We are experiencing an unprecedented deforestation.

Trees and forests narrate the passage of time, when we destroy them, we annihilate a large part of the Earth´s memory.
Without them, the Earth would be uninhabitable; at the rate they are disappearing, it is possible that an irreparable change will occur in the world.

Trees are fundamental components of the environment, they provide shade and food for humans, plants, and thousands of microorganisms; they provide more than 80% of the living carbon of the planet. The reality is that the animal world moves through a complex plant system.
In conjunction with humans, they are the agents that have the most influence in the environment, more than any other animal.

Recent research led by Suzanne Simard (PhD in Forest Ecology, University of British Columbia), shows that trees, without being autonomous organisms, do not move nor speak, they communicate with each other through a complex system of roots and mycorrhizal fungi.

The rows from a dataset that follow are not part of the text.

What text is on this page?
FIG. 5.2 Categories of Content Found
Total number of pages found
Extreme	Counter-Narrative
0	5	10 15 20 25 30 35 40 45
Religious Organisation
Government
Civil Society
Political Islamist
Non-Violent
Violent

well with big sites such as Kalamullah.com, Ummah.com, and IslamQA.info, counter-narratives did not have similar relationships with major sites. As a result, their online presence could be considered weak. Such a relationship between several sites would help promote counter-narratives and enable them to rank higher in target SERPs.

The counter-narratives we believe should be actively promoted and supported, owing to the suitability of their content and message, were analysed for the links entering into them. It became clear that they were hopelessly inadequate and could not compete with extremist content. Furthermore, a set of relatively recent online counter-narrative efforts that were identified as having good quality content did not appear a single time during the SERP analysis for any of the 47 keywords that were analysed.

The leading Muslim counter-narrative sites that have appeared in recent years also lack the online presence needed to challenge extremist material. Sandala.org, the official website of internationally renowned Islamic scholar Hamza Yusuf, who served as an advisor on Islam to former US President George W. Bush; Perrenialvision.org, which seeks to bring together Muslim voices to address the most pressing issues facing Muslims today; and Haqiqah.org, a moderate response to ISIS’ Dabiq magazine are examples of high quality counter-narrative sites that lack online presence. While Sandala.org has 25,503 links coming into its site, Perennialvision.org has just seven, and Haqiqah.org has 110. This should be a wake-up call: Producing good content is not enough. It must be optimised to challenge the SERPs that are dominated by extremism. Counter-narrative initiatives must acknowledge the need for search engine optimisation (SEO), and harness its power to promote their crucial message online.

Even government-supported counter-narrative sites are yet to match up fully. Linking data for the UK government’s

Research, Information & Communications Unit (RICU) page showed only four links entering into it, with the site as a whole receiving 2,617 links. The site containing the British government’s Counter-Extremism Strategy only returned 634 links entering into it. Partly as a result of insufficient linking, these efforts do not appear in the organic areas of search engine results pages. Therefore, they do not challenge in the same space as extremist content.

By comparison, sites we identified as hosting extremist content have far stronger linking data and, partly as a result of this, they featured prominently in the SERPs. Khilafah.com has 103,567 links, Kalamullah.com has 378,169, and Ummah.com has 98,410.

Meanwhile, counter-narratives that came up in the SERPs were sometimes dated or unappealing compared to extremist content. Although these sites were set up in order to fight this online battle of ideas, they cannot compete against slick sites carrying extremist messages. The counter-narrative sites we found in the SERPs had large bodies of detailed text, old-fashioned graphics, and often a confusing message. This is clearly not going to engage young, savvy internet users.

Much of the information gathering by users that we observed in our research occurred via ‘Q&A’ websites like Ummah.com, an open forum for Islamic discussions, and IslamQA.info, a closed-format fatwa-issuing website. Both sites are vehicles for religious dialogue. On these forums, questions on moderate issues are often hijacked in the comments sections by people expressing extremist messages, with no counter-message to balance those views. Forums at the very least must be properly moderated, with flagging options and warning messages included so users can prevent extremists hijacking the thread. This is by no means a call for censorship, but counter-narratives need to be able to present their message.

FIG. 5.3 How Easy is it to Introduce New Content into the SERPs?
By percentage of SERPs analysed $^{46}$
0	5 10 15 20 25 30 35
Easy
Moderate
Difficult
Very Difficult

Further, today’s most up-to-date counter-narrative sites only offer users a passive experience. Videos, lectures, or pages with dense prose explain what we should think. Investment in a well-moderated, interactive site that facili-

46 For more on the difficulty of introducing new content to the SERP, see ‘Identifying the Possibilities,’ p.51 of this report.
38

These create a tapestry of connections that go beyond the network formed by their roots where the fungi pass information and resources to the tree and vice versa.
There are a hundred kinds of fungi that, in turn, can connect with other groups of trees.
A taller tree can pass sugars to another that may reside in the shade without as much photosynthetic capacity or receive information about droughts or other threats, and, therefore, produce more enzymes.
Forest health and ecosystems depend on this web of communications.

What affects some, will affect the others.

Perhaps this relationship between the trees and the environment will make us reflect on our own connections with the environment and the possibility of a more productive environmental future.